Parmi eux, l’Irlande ApisProtect, qui vient de lancer un capteur qui alerte les apiculteurs en cas de problème dans leurs ruches.

Le petit capteur connecté à Internet est placé sous le toit de la ruche et mesure un certain nombre de paramètres, notamment la température, l’humidité, le son et les mouvements. Les données du capteur sont envoyées via le cloud au siège d’ApisProtect à Cork, en Irlande, où les données sont traitées, analysées puis renvoyées à l’apiculteur.

«En utilisant notre appareil, les apiculteurs pourront garder beaucoup plus de ruches pour le même nombre de travailleurs et le même montant de dépenses en aliments et traitements», déclare la fondatrice et PDG de l’entreprise, Fiona Edwards Murphy. “Ils vont être en mesure d’augmenter considérablement la quantité de pollinisation et de production de miel qu’ils ont dans leur exploitation.”

L'apiculteur Simon Lynch utilise un capteur intelligent fabriqué par ApisProtect dans ses ruches.

Depuis qu’elle a reçu un financement de 1,8 million de dollars d’investisseurs internationaux en 2018, la société travaille avec 20 apiculteurs aux États-Unis, en Irlande, au Royaume-Uni et en Afrique du Sud pour surveiller l’activité de jusqu’à 20 millions d’abeilles mellifères.

Les informations collectées à partir des 400 capteurs intelligents créent une base de données sur la santé globale des abeilles, alimentant les algorithmes qui analysent ses données.

Technologie d’abeille

Les abeilles étant en demande pour une industrie de pollinisation en plein essor, il existe un certain nombre d’autres startups promouvant de nouvelles technologies, notamment Pollenity en Bulgarie, Arnia au Royaume-Uni et BeeHero en Israël.

Pollenity a été fondée en 2015 par Sergey Petrov et a levé 1,2 million de dollars de financement. Son capteur intelligent Beebot est destiné aux petits apiculteurs amateurs, et il travaille également avec six universités de toute l’Europe sur un projet de recherche financé par l’UE appelé HIVEOPOLIS.

Le projet vise à améliorer le bien-être des abeilles en réinventant les ruches à l’aide d’un certain nombre de technologies, dont une abeille robotique capable de «danser» pour diriger l’essaim de la ruche.

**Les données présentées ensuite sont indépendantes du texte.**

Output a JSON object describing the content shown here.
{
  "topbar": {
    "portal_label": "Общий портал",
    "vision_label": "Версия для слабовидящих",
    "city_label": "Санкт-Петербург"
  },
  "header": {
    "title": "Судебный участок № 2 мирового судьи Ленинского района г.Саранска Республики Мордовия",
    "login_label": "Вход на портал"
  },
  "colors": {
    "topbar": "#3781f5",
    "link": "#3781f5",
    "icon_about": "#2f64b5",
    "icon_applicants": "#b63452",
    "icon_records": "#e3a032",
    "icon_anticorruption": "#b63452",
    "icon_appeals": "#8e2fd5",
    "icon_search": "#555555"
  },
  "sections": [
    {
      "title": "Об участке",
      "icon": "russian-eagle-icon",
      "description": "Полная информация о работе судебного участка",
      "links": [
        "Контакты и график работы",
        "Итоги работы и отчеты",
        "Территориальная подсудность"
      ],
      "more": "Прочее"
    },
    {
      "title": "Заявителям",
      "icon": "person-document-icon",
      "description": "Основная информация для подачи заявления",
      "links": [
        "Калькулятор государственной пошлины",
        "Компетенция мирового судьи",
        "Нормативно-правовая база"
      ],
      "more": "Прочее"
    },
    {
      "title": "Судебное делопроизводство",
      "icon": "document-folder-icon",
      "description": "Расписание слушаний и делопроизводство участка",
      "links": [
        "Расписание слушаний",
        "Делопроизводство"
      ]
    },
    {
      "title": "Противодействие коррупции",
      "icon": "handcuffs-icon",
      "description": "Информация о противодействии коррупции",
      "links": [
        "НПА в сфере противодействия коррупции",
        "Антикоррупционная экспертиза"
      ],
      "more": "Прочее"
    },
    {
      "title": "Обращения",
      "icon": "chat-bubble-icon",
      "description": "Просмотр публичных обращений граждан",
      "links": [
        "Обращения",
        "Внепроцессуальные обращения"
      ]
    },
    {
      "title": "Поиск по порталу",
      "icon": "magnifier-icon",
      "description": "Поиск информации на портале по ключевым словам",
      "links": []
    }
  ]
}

“L’abeille robotique dira aux autres abeilles où aller pour trouver du nectar et du pollen”, explique Petrov. “Non seulement cela les dirigera vers certains champs pour la pollinisation, mais aussi éloignera les abeilles des zones dangereuses, comme celles où les pesticides sont utilisés.”

Petrov dit qu’il est également prévu de développer une technologie pour détecter si une abeille a été empoisonnée en entrant en contact avec des pesticides.

Pour lui, assurer l’avenir de l’abeille domestique est l’un des plus grands défis du monde. «Si nous ne récoltons pas la technologie pour travailler en notre faveur, nous pourrions tout aussi bien abandonner», dit-il, «et je n’abandonnerai pas».